Looking at the code myself and at your PR @joseph0926 I realized that this will be quite hard to solve entirely. Your PR does remove some quadratic work but onUpdate still contain the mentioned indexOf, trackResult still contain a map over all observers, any user defined combine method will most likely also do N amount of work and if not combineResult will in replaceEqualDeep.

What fundamentally makes multiple useQuery faster than useQueries is reacts auto batching. We notify react once for each updated useQuery but react only rerender once.

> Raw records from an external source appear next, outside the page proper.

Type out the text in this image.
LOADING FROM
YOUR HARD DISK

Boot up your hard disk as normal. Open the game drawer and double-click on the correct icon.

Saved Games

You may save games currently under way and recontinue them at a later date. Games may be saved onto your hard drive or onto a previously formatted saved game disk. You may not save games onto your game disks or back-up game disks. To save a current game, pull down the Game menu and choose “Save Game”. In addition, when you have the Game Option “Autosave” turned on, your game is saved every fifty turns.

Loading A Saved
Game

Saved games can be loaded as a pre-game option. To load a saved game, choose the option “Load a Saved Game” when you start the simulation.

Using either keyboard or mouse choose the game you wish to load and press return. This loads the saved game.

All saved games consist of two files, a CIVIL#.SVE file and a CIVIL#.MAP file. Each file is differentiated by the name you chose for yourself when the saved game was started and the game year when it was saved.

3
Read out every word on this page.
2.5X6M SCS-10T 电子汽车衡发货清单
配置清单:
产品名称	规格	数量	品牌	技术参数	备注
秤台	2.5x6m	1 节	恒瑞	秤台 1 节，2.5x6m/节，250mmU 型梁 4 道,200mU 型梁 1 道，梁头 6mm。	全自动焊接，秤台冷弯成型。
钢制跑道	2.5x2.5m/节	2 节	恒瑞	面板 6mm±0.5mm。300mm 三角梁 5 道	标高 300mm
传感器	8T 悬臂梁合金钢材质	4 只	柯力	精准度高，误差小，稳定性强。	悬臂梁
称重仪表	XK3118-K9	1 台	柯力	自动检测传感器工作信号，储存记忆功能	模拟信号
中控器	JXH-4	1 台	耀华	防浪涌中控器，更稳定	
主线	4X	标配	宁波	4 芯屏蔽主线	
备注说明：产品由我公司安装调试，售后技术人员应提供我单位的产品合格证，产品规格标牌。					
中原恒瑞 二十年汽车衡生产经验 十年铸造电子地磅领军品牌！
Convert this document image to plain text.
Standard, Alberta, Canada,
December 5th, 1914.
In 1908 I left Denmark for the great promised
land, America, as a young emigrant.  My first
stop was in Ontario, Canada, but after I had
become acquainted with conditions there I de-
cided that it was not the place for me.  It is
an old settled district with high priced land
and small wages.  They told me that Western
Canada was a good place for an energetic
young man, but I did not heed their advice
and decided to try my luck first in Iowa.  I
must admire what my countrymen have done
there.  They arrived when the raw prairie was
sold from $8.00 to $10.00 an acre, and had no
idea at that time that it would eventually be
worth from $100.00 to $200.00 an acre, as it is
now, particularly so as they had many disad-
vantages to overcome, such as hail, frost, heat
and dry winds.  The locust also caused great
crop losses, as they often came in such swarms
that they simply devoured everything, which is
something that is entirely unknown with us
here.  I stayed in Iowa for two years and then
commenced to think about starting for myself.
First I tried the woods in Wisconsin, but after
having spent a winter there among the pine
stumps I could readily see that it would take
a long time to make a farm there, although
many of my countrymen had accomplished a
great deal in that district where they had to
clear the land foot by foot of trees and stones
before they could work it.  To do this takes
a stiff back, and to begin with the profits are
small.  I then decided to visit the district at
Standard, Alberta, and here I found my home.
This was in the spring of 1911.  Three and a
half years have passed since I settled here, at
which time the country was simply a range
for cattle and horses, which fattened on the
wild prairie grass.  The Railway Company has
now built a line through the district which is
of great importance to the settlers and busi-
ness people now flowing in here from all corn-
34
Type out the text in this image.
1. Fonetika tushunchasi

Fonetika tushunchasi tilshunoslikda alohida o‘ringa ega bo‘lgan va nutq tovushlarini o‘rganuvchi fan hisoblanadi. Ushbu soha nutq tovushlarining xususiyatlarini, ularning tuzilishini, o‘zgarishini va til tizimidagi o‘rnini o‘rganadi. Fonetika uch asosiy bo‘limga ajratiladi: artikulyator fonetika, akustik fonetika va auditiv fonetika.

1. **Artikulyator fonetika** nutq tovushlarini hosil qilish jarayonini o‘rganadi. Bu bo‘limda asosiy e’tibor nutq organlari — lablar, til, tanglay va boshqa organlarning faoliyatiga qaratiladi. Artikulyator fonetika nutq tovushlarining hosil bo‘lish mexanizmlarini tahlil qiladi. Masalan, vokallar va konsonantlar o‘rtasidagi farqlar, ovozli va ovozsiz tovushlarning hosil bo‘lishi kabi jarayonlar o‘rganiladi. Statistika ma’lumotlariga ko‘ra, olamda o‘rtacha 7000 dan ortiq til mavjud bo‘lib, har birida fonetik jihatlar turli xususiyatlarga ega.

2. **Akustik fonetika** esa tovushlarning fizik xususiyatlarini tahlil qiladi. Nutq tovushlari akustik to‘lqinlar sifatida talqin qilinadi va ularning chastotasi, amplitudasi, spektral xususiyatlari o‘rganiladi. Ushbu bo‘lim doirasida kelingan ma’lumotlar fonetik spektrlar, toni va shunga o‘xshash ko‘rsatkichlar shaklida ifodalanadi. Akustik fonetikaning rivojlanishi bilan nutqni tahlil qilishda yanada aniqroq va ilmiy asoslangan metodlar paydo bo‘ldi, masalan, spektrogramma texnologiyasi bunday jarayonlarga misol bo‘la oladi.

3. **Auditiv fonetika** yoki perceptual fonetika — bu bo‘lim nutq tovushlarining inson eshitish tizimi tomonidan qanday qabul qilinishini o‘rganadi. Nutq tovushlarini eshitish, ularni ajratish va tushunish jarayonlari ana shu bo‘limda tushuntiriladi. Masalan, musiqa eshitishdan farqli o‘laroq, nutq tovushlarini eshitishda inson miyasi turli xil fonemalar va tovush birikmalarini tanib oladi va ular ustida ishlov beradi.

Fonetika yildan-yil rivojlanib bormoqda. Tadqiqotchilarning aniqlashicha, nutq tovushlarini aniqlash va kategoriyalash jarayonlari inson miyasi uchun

I thought that maybe we could do the same for useQueries by notifying useSyncExternalStore on every update and doing combineResult/trackResult lazily when react request the value in getSnapshot. However it seems like react will call getSnapshot every time it is notified defeating this idea.

GabbeV avatar Feb 13 '25 10:02 GabbeV

I think you're right. I guess my solution is not a perfect solution,,

joseph0926 avatar Feb 13 '25 10:02 joseph0926

@GabbeV @joseph0926 I can merge the PR as all current tests pass. Or do you want to continue tinkering on a better solution?

TkDodo avatar Feb 16 '25 12:02 TkDodo

@TkDodo Oh I'd be so grateful if you could merge it first. keep looking for more improvements separately

joseph0926 avatar Feb 16 '25 12:02 joseph0926

A fundamental solution seems difficult to achieve at the moment. Therefore, I’d like to propose some modifications that might help.

The modification improves the time complexity of the #onUpdate function in queriesObserver from O(n) to O(1).

  #onUpdate(observer: QueryObserver, result: QueryObserverResult): void {
    const index = this.#observerMap.get(observer)
    if (index !== undefined) {
      this.#result = replaceAt(this.#result, index, result)
      this.#notify()
    }
  }

zktm9903 avatar Feb 22 '25 10:02 zktm9903

https://github.com/TanStack/query/pull/9467

Hi! Since my previous improvement, I've noticed that several contributors have addressed some of the issues mentioned here. I've submitted an additional PR to fix one last remaining issue: #9467 I'd appreciate it if you could review it when you have time. Thank you!